The overview shows how the various tools in the game supported the learning function of the game and prevented that participants in the game would behave strategically to such an extent that it would overshadow the central lessons to be communicated in the game.

8 Conclusion

In this paper, we have given an account of how housing companies can be taught about the design of sustainable refurbishment plans. Lessons on this subject are highly diverse and cannot be pinpointed in clear and unambiguous do’s and don’ts. A gaming exercise has proved to be a good and enjoyable method to transfer the lessons on the design of sustainable refurbishment.

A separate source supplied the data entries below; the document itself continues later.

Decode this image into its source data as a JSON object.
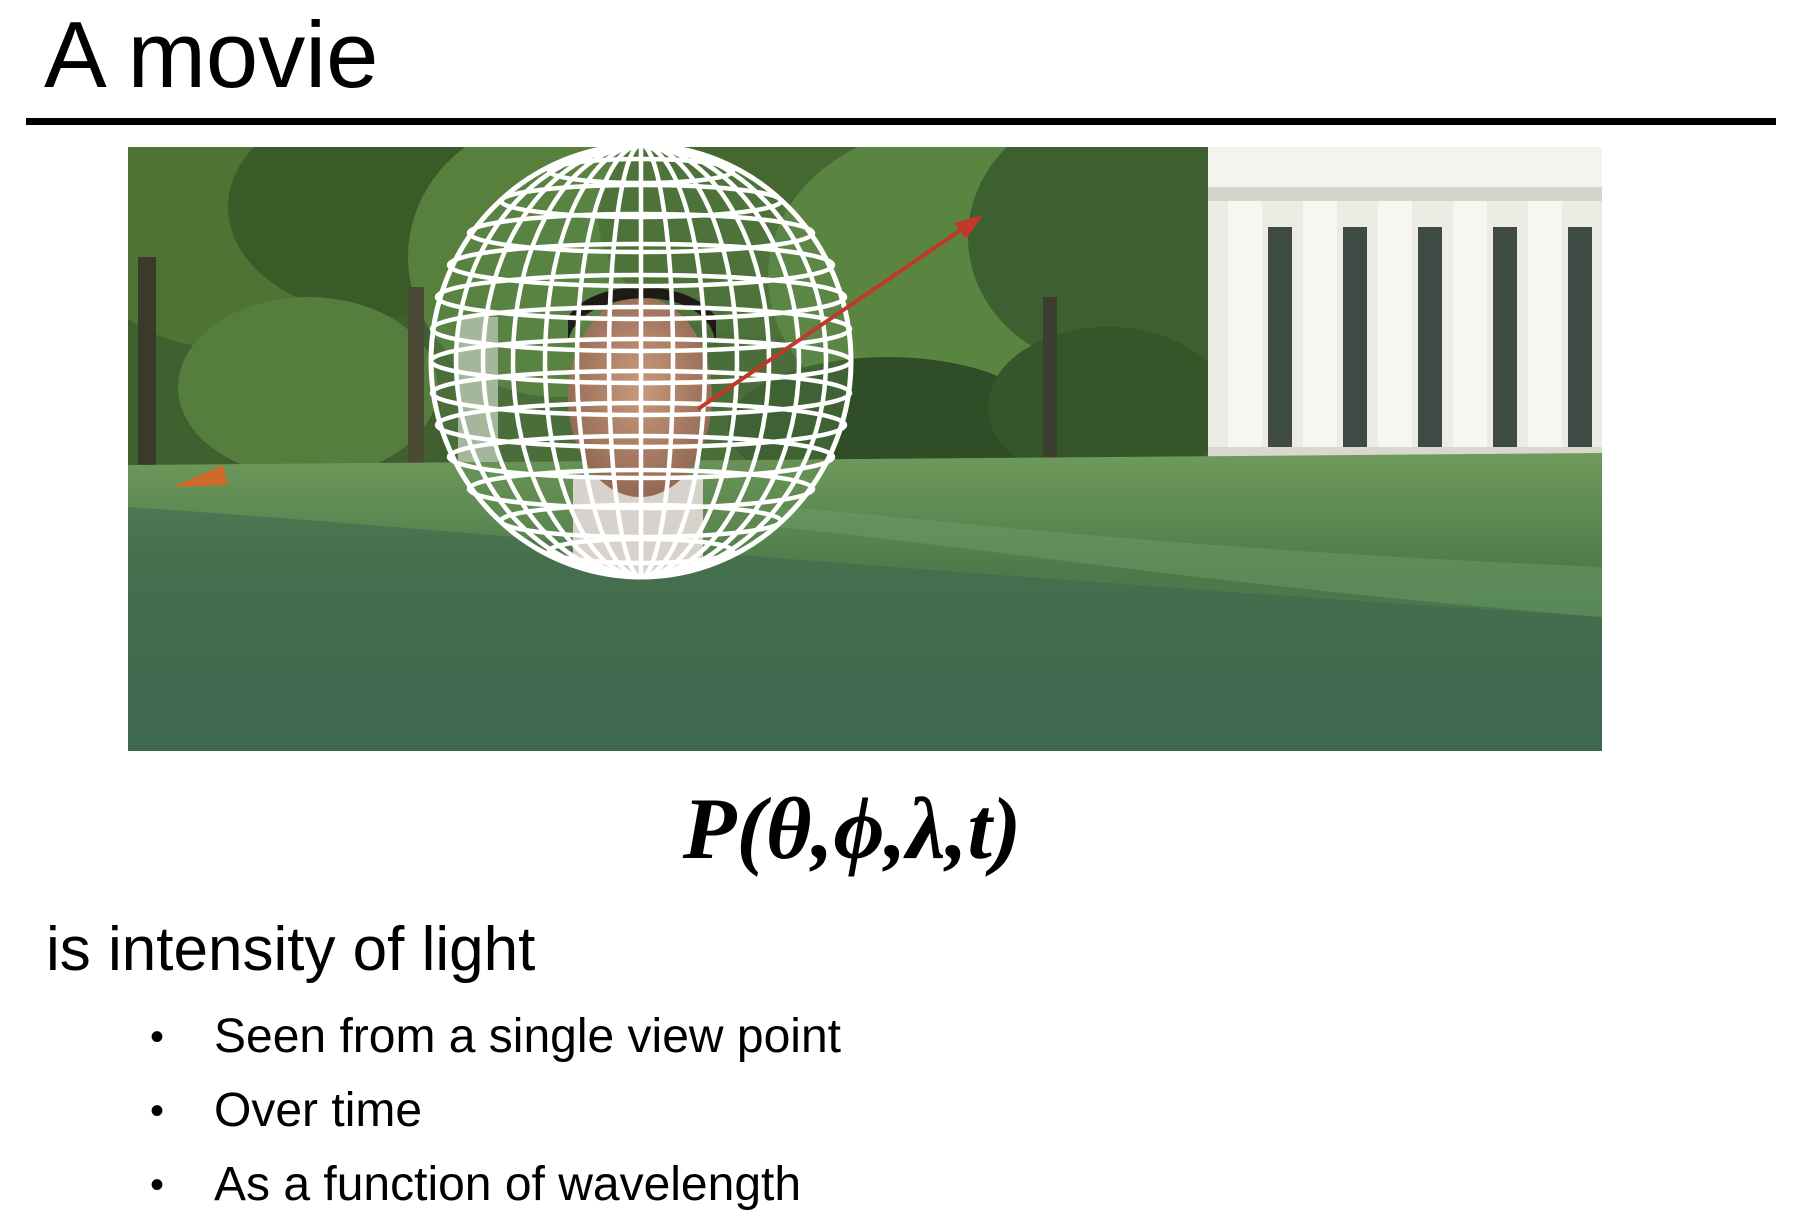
{
  "slide": {
    "title": "A movie",
    "formula": "P(θ,ϕ,λ,t)",
    "subtitle": "is intensity of light",
    "bullets": [
      "Seen from a single view point",
      "Over time",
      "As a function of wavelength"
    ]
  },
  "image": {
    "description_icon": "plenoptic-sphere-photo",
    "colors": {
      "grass": "#4f7c4a",
      "trees": "#3d5e2b",
      "sky": "#dfe8e6",
      "building": "#e8e8e2",
      "sphere_grid": "#ffffff",
      "ray": "#c0392b"
    }
  }
}
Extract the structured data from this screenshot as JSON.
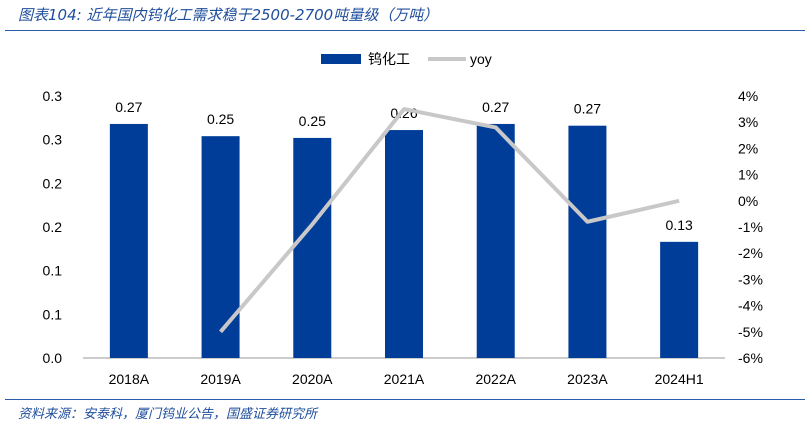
{
  "title": "图表104:  近年国内钨化工需求稳于2500-2700吨量级（万吨）",
  "source": "资料来源：安泰科，厦门钨业公告，国盛证券研究所",
  "colors": {
    "bar": "#003d99",
    "line": "#c8c8c8",
    "title": "#1f4e9c"
  },
  "chart_data": {
    "type": "bar+line",
    "categories": [
      "2018A",
      "2019A",
      "2020A",
      "2021A",
      "2022A",
      "2023A",
      "2024H1"
    ],
    "series": [
      {
        "name": "钨化工",
        "type": "bar",
        "axis": "left",
        "values": [
          0.268,
          0.254,
          0.252,
          0.261,
          0.268,
          0.266,
          0.133
        ],
        "labels": [
          "0.27",
          "0.25",
          "0.25",
          "0.26",
          "0.27",
          "0.27",
          "0.13"
        ]
      },
      {
        "name": "yoy",
        "type": "line",
        "axis": "right",
        "values": [
          null,
          -5.0,
          -0.9,
          3.5,
          2.8,
          -0.8,
          0.0
        ]
      }
    ],
    "left_axis": {
      "ylim": [
        0,
        0.3
      ],
      "ticks": [
        "0.0",
        "0.1",
        "0.1",
        "0.2",
        "0.2",
        "0.3",
        "0.3"
      ]
    },
    "right_axis": {
      "ylim": [
        -6,
        4
      ],
      "ticks": [
        "-6%",
        "-5%",
        "-4%",
        "-3%",
        "-2%",
        "-1%",
        "0%",
        "1%",
        "2%",
        "3%",
        "4%"
      ]
    },
    "legend": "top-right",
    "grid": false
  }
}
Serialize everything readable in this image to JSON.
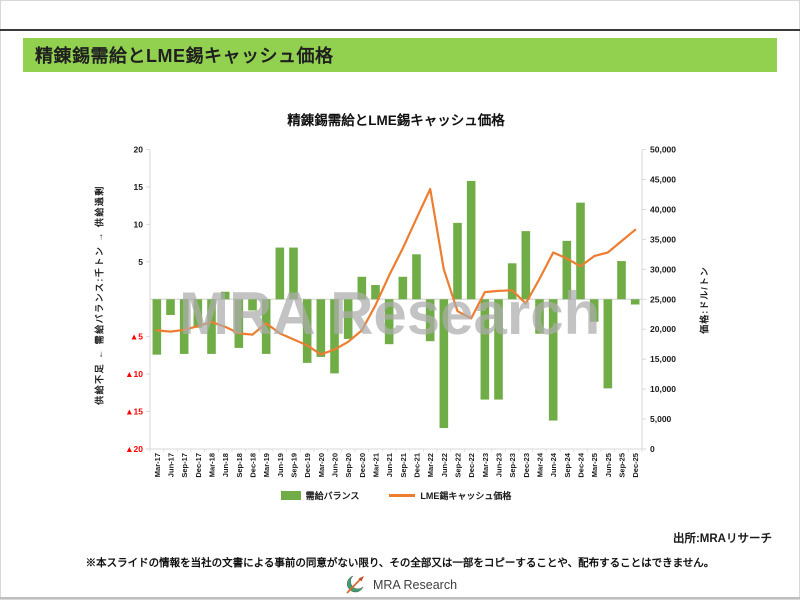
{
  "page": {
    "header_title": "精錬錫需給とLME錫キャッシュ価格",
    "watermark": "MRA Research",
    "source_note": "出所:MRAリサーチ",
    "disclaimer": "※本スライドの情報を当社の文書による事前の同意がない限り、その全部又は一部をコピーすることや、配布することはできません。",
    "logo_text": "MRA Research"
  },
  "chart_data": {
    "type": "bar",
    "subtype": "bar+line combo, dual axis",
    "title": "精錬錫需給とLME錫キャッシュ価格",
    "categories": [
      "Mar-17",
      "Jun-17",
      "Sep-17",
      "Dec-17",
      "Mar-18",
      "Jun-18",
      "Sep-18",
      "Dec-18",
      "Mar-19",
      "Jun-19",
      "Sep-19",
      "Dec-19",
      "Mar-20",
      "Jun-20",
      "Sep-20",
      "Dec-20",
      "Mar-21",
      "Jun-21",
      "Sep-21",
      "Dec-21",
      "Mar-22",
      "Jun-22",
      "Sep-22",
      "Dec-22",
      "Mar-23",
      "Jun-23",
      "Sep-23",
      "Dec-23",
      "Mar-24",
      "Jun-24",
      "Sep-24",
      "Dec-24",
      "Mar-25",
      "Jun-25",
      "Sep-25",
      "Dec-25"
    ],
    "series": [
      {
        "name": "需給バランス",
        "type": "bar",
        "axis": "left",
        "color": "#70AD47",
        "values": [
          -7.4,
          -2.1,
          -7.3,
          -3.8,
          -7.3,
          1.0,
          -6.5,
          -1.5,
          -7.3,
          6.9,
          6.9,
          -8.5,
          -7.7,
          -9.9,
          -5.3,
          3.0,
          1.9,
          -6.0,
          3.0,
          6.0,
          -5.6,
          -17.2,
          10.2,
          15.8,
          -13.4,
          -13.4,
          4.8,
          9.1,
          -4.6,
          -16.2,
          7.8,
          12.9,
          -3.0,
          -11.9,
          5.1,
          -0.7
        ]
      },
      {
        "name": "LME錫キャッシュ価格",
        "type": "line",
        "axis": "right",
        "color": "#ED7D31",
        "values": [
          19800,
          19600,
          19900,
          20500,
          21200,
          20400,
          19300,
          19100,
          21000,
          19300,
          18300,
          17300,
          15800,
          16600,
          17900,
          19800,
          24000,
          29000,
          33500,
          38500,
          43400,
          30000,
          23000,
          21800,
          26200,
          26400,
          26500,
          24300,
          28400,
          32800,
          31800,
          30500,
          32200,
          32800,
          34700,
          36600
        ]
      }
    ],
    "left_axis": {
      "title": "供給不足 ← 需給バランス:千トン → 供給過剰",
      "min": -20,
      "max": 20,
      "step": 5,
      "hide_zero_label": true,
      "negative_prefix": "▲",
      "negative_color": "#FF0000",
      "ticks": [
        {
          "value": 20,
          "label": "20"
        },
        {
          "value": 15,
          "label": "15"
        },
        {
          "value": 10,
          "label": "10"
        },
        {
          "value": 5,
          "label": "5"
        },
        {
          "value": -5,
          "label": "▲5"
        },
        {
          "value": -10,
          "label": "▲10"
        },
        {
          "value": -15,
          "label": "▲15"
        },
        {
          "value": -20,
          "label": "▲20"
        }
      ]
    },
    "right_axis": {
      "title": "価格:ドル/トン",
      "min": 0,
      "max": 50000,
      "step": 5000
    },
    "legend_position": "bottom",
    "grid": "zero-line-only"
  }
}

However, there is something paradoxical about the game design. Designing a sustainable refurbishment plan requires an open approach of housing companies towards the contents and ambitions of the plan. In this way, maximum use can be made of opportunities for sustainable refurbishment; opportunities that can be the result of a diversity of reasons, such as the physical characteristics of the estate, the political momentum for ambitious goals, demographic developments and changes in the housing market, or the accidental availability of subsidies to invest in specific sustainability measures. Instead of an open game design that would simulate the open character of decision-making for a sustainable refurbishment plan, the game design consisted of a more closed format that reduced complexity for the benefit of learning. That this apparently paradoxical game design worked can be ascribed to the balance that has been found between openness and closure and that were embodied in the tools used by participants in the game. These tools structured the decision-making process, while stimulating substantive debate. Participants experienced the potential benefits of models and tools that helped them to recognise, in simplified form, opportunities for including sustainability goals in refurbishment plans and in the continuous processes of decision-making and (re)design in which housing companies organise and manage their housing stock. In this way, complex lessons about sustainable refurbishment could be transferred in a way that was simple enough to remember and that helped participants to recognise situations to which the lessons could apply.